「ハル!」
「あ。心実」
私を見た瞬間。
怒るとか不機嫌とか。
そんな嫌な顔一つせずに、
ただ嬉しそうに笑った。
「来ないかと思った」
行くよ。
絶対に。
そう心の中で言った。
「待たせて、ごめんね」
「いや。俺が勝手に待ってただけだし」
「……」
「今日は来ないかと思ってたから。来てくれてビックリした」
「そんなこと…」
「あのさ…青山って、心実とどういう関係?」
「……それって、彰吾のこと?」
「そう。俺のクラスの青山彰吾」
ハルが彰吾のことを聞いてきた。
「仲がいいって聞いてたけど、あそこまで仲がいいとか思わなかった」
「………」
「青山って心実の彼氏とか?」
「違うよ。

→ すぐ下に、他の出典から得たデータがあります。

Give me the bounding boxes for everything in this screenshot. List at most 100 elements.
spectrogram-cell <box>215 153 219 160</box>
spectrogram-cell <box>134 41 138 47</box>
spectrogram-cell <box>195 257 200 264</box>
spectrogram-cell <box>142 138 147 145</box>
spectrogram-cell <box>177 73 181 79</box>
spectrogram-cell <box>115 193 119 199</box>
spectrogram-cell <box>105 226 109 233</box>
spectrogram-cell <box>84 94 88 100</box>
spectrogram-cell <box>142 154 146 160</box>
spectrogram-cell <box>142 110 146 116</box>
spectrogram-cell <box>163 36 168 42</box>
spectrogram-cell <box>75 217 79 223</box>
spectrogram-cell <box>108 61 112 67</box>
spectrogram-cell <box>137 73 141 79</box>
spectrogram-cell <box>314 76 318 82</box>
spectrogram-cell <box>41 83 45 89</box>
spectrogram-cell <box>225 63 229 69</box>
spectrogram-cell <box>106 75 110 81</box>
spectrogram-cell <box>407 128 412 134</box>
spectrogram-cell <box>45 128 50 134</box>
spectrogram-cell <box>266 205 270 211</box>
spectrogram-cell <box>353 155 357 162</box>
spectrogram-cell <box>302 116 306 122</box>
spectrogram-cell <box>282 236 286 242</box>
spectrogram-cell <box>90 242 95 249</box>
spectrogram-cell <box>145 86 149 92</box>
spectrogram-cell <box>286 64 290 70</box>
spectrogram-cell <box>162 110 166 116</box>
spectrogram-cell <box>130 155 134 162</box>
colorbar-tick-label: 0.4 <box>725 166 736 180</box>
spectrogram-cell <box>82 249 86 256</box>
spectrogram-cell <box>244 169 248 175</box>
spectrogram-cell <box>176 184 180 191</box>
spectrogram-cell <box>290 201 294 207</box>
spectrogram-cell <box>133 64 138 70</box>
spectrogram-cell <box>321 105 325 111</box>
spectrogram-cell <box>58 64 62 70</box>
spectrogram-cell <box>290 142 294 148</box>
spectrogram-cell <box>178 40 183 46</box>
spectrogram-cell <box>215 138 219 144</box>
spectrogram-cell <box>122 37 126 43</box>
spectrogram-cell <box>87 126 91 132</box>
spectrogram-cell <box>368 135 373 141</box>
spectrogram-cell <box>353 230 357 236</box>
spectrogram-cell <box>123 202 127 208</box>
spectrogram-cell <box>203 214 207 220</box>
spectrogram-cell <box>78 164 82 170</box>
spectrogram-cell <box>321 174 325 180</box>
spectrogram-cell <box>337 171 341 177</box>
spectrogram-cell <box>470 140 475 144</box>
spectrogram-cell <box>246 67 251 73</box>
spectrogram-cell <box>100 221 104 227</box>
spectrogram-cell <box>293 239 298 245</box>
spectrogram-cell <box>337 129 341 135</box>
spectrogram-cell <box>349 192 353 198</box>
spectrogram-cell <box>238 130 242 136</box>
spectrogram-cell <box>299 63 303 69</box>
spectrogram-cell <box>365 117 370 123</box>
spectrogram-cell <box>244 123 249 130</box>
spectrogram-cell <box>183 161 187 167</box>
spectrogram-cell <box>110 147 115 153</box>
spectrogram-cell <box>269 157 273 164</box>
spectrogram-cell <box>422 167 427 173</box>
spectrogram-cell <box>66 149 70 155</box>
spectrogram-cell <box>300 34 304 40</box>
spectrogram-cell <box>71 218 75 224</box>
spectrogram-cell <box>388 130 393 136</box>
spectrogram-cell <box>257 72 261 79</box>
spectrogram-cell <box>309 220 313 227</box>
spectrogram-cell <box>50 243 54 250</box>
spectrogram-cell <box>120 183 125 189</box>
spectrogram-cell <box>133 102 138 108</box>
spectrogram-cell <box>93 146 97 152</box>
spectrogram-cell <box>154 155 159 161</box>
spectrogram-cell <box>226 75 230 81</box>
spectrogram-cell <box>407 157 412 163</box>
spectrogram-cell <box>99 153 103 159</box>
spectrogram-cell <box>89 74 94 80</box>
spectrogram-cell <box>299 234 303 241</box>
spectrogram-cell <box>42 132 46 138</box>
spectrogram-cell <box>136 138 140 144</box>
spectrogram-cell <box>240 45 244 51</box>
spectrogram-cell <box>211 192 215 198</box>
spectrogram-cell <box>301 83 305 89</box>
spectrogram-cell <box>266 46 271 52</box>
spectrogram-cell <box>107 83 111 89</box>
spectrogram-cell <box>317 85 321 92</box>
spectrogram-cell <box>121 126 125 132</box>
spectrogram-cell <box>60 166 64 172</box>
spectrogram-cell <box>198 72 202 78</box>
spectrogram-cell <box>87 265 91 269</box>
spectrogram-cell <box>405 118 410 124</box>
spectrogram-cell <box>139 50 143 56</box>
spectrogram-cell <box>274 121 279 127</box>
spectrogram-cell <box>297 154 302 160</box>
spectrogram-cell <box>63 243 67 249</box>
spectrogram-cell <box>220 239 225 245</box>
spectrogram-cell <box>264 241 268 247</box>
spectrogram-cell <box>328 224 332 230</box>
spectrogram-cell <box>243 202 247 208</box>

友達だよ」
「そっか」
呟いたと同時に、
ハルがしゃがみこんだ。
「大丈夫?」
「………は〜。うん。つか、安心した……」
「なにが?」
まだ顔を上げないハルが心配になる。
「俺。心実のこと好きだから。心実の彼氏になりたいって、ずっと思ってたから」
拗ねたようにつぶやくハルは
わざと目を合わしてはくれなかった。
「え…」
「どうしたら俺と付き合ってくれるかなって。言えばよかったのに……なんか
ずっと言い出せなくて」
「………」
「今日学校来たら。心実と青山が仲よすぎだったから。すげービビった」
そう言うと遠慮がちに私を見つめた。